Sometimes your luck can take a turn when you least expect it. Life can be tough, but there’s still good people in the world for whom making others lives better is a vital purpose.
One of the protagonists of this story was blessed to cross paths with one such character who helped him out when he least expected it.
Woodrow Wilson’s wasn’t at a good spot. He lived in the streets of Chicago and a particularly crude winter was coming. It was getting harder and harder by the day to endure the cold during the nights.
He was in need of money, and he needed it now.
For some years now, Wilson’s life had really been a hustle. He had been homeless for several years and had to do all sorts of things to be able to feed himself. At first, homeless shelters were there for him and they made the winters easier. But that was no longer an option.
However, things hadn’t always been so bad for Wilson. Something had happened in his past that led him to the situation where he now was.
Wilson was a US Army veteran. During the 80s, he was in Grenada and saw all sorts of things over there. There were some gruesome and difficult times and also some good ones. Overall, he was grateful for what the experience taught him about the human condition. However, when he thought about it, it occurred to him that he’d rather have learned those things in a different way.
Still, when he came back home, he expected all his grief and effort to be rewarded by his government somehow. But he found something different.
When he came back home from Grenada, things weren’t easy. He couldn’t find a job and ended up spending all his savings in a matter of months.
Finally, he was evicted from his flat. And things went downhill from there.

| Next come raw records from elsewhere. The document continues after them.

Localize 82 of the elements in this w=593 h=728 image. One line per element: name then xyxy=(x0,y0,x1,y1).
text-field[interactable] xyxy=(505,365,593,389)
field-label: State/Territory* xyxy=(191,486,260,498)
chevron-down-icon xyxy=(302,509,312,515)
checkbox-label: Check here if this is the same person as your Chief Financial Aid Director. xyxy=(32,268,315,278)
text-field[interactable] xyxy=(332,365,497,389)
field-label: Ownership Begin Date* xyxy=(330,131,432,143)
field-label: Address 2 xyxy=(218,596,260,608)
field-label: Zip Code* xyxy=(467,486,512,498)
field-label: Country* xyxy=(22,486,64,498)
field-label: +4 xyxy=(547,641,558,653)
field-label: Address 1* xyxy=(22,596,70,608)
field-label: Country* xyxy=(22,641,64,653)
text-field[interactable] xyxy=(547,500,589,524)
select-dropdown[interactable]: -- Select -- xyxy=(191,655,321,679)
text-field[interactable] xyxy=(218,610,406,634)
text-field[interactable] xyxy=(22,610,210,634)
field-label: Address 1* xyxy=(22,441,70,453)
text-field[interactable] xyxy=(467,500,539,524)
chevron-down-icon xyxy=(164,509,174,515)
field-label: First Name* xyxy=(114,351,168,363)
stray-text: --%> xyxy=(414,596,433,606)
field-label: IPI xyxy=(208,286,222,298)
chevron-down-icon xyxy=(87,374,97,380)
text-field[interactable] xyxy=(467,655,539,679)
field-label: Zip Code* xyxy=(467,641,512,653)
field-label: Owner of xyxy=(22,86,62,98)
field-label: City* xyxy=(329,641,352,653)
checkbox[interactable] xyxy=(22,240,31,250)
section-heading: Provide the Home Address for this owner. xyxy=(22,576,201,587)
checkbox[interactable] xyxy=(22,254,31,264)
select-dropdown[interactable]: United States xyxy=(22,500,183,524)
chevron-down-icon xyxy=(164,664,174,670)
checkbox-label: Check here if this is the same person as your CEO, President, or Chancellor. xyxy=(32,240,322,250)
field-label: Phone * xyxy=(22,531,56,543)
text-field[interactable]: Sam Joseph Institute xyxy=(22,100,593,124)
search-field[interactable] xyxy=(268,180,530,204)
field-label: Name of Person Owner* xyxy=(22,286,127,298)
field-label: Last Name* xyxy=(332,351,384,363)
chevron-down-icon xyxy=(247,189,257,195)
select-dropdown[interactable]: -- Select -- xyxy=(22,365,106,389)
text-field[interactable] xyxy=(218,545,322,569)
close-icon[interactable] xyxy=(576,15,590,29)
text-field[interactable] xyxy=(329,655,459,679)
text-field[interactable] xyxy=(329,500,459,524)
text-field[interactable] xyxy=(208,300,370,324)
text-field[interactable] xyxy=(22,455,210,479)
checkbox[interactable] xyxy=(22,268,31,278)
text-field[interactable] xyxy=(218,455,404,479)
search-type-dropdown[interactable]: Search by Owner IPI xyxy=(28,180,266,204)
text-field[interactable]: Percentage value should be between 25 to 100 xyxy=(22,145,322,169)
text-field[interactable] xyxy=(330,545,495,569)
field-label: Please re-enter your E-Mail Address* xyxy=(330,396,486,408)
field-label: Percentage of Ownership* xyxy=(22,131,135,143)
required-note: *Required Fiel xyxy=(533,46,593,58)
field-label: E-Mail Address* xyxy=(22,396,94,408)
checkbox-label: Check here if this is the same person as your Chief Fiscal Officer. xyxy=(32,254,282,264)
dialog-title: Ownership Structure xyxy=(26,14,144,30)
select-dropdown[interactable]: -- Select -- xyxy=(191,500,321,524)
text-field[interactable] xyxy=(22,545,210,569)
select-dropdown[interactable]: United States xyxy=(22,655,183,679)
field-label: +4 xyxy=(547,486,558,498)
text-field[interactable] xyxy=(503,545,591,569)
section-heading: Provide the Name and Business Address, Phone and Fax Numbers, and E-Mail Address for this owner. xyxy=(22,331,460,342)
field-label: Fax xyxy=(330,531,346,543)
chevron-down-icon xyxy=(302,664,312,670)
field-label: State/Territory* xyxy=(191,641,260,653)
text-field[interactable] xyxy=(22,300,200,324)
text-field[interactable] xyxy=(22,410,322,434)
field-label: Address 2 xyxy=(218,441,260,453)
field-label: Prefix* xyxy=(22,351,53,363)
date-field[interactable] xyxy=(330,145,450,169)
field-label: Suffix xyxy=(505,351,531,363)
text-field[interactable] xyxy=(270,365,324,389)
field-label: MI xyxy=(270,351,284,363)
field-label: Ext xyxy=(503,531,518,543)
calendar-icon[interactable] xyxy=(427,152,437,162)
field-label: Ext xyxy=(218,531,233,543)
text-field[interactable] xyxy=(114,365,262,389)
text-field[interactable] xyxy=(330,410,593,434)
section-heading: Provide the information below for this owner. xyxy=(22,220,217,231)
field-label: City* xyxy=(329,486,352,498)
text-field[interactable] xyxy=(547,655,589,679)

At first, he could rely on homeless shelters. But he still needed money.
At that time, there was a lot of criminal activity in Chicago and many people were making a profit out of the trafficking of illegal substances. Reluctantly at first, he had to resort to those activities to be able to provide for himself. That was even harder than the war. But his misfortunes didn’t end there.
At one point, he got caught. His lawyer was sloppy and careless, and people were catching sentences left and right at that time for that kind of offense.
He went to jail for seven years. It seemed like there was no light at the end of the tunnel for Wilson.
After he got out, he gave up on illegal activities, as he had learned his lesson. But things only went downhill from there.
Due to his conviction and reputation, he was no longer accepted into the homeless shelters of his city. He was absolutely homeless from then on, and had little options left to make a living.
For the most part, he fed himself with the charity of Chicago passers-by and through another activity: he looked for valuable objects in people’s trash and took them to pawn shops. Sometimes they were broken and weren’t worth anything, but sometimes he got a few bucks out of them.
One day during that rough winter, he found an old stereo. Immediately, he took it to the closest pawn shop he saw in the vicinity. Little did he know that his luck was about to change.
The stereo was working alright, and the pawn shop owner offered him $30 for it. That would be enough for Wilson to get by through a few weeks.
But when he was asked his name to formalize the deal, the pawn shop owner reacted in a way that he didn’t expect.
“Are you really Woodrow Wilson? God, I’ve been looking for you for years. This is for you, it’s worth $3,000” he said as he gave him a few pieces of paper.
Wilson was bewildered and thought that the pawn shop owner had mistaken him for another person at first. But when he took a look at the papers, he remembered everything.
They were some old savings bonds he had cashed in in that same pawn shop during the 80s, right after he came back from Grenada. At the time, they were $100 each, but inflation had made their worth get higher and higher: now, they were worth $3,000.
But how did the owner of the pawn shop know they were his? He was too young to have been working during the 80s.
The answer is simple: the current owner, a man named Chris Mathis, had taken over the shop in 2003. He had gone through all the old savings bonds people had cashed in in the past and, knowing that their value was higher now, he had been trying to locate all of their owners.
But Wilson had been the hardest one to find for him.
The man seemed impossible to locate. After a while, he hired a private investigator, who found out that Wilson was homeless at that time and living somewhere in the streets of Chicago.
After a while, Mathis was close to giving up on finding Wilson. But he never threw those bonds or cashed them in himself, which says a lot about his character.
He gave the old bonds to Wilson, who immediately started crying tears of joy and thanked Mathis for his kindness and righteousness. That unexpected money would make his life a lot easier.
“Pawn shop owners aren’t generally known for being sentimental people,” Mathis commented to reporters who asked him about the story. But clearly, Mathis was cut from a different cloth.